Yo pasaba por allí. Me senté a su lado, saqué un pañuelo y le limpié el sudor de la frente.
"El arte duele a veces", le dije.
Él me miró con una intensidad que me asustó y me atrajo a partes iguales.
Otro recuerdo. Un incendio en los laboratorios de química de la facultad. El pánico, el humo. Yo me quedé atrapada en la biblioteca, al otro lado del campus.
Javier corrió a través del caos. No para ayudar a apagar el fuego. Corrió para buscarme. Rompió una ventana para entrar y me sacó en brazos, tosiendo por el humo.
"No podía vivir en un mundo donde tú no estuvieras", me dijo, con la cara manchada de hollín.
Todos hablaron de su devoción. El artista que arriesgaba todo por su musa.
Después de casarnos, su protección se volvió asfixiante.
Una vez, planeé un viaje de investigación a Italia, sola. Dos semanas.
Cuando se lo dije, su rostro se descompuso. Esa noche, lo encontré en su estudio, golpeando la pared con el puño cerrado hasta hacerse sangre.
"No me dejes", suplicó. "No sé quién soy sin ti".
Cancelé el viaje. Me sentí culpable por haberle causado tanto dolor.
Ahora, sentado a mi lado en el sofá, me tendió otra caja de terciopelo.
"Sé que el collar no fue suficiente. Esto es para sellar nuestro amor, para siempre".
Era un anillo. Una esmeralda rodeada de diamantes. Impresionante.
"Quiero renovar nuestros votos cada año, Isabela. Para que nunca dudes de mi amor".
Me quedé sin palabras. La culpa me invadió. Quizás estaba exagerando. Quizás lo de Sofía era un error, una debilidad momentánea.

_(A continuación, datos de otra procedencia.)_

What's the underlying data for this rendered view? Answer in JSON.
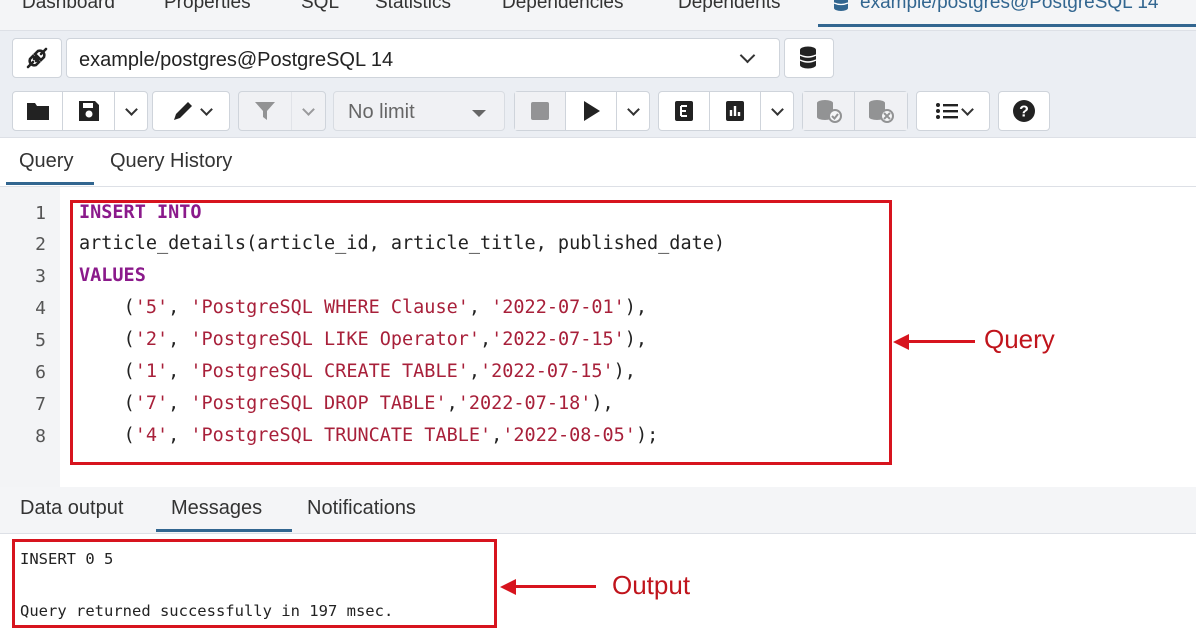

Me puse el anillo. Le di las gracias.
Ese fin de semana, había una gala benéfica. La élite de Andalucía estaría allí.
Me puse mi mejor vestido. Javier me miraba con adoración.
"Eres la mujer más bella del mundo".
En la gala, todo eran sonrisas y felicitaciones. Éramos la pareja perfecta.
Entonces, la vi.
Sofía, del brazo de un productor, riendo a carcajadas.
Y en su dedo, un anillo. Una esmeralda rodeada de diamantes.
Idéntico al mío.
Sentí que el suelo desaparecía bajo mis pies. Me apoyé en una columna para no caer.
Javier se acercó. "¿Qué pasa, mi amor? Estás blanca como el papel".
"Nada. Es el calor".
Más tarde, en la pista de baile, Javier intentó abrazarme. Me aparté.
"No me toques", dije, con una voz que no reconocí.
Su sonrisa se borró. "¿Qué te ocurre, Isabela?".
No contesté. Me di la vuelta y caminé hacia el tocador de señoras.
Cuando volví, Javier estaba hablando con un amigo. Su expresión era de preocupación.
"No sé qué le pasa. Está muy frágil últimamente".
Me acerqué a ellos. Javier me rodeó los hombros con el brazo.
"¿Mejor, mi vida?".
Vi una marca roja en su cuello, justo debajo de la oreja. Un arañazo fino y reciente.
De repente, un trueno retumbó fuera. La lluvia empezó a golpear los ventanales.
Un miedo irracional me recorrió. Desde niña, las tormentas me aterrorizan.
"Javier, vámonos a casa. Por favor".
"Claro, mi amor. Lo que tú quieras".
Justo entonces, su móvil sonó. Lo miró. Era un mensaje de Sofía.
"Tengo miedo de la tormenta. ¿Puedes venir?".
Javier me miró. "Cariño, ha surgido una emergencia en el tablao. Una gotera. Tengo que ir. Vete tú con el chófer, ¿sí? No tardaré".
Se fue antes de que pudiera responder.
Me quedé sola, en medio de la gala, mientras la tormenta arreciaba.
Abrí mi teléfono. Sofía había publicado una nueva foto en su historia.
Era una selfie. Estaba en un coche, con el pelo mojado por la lluvia. Detrás de ella, la mano de un hombre le secaba el pelo con una toalla.
En la muñeca de ese hombre, la pulsera de plata de Córdoba.
El pie de foto decía: "Mi héroe, siempre cuidando de mí".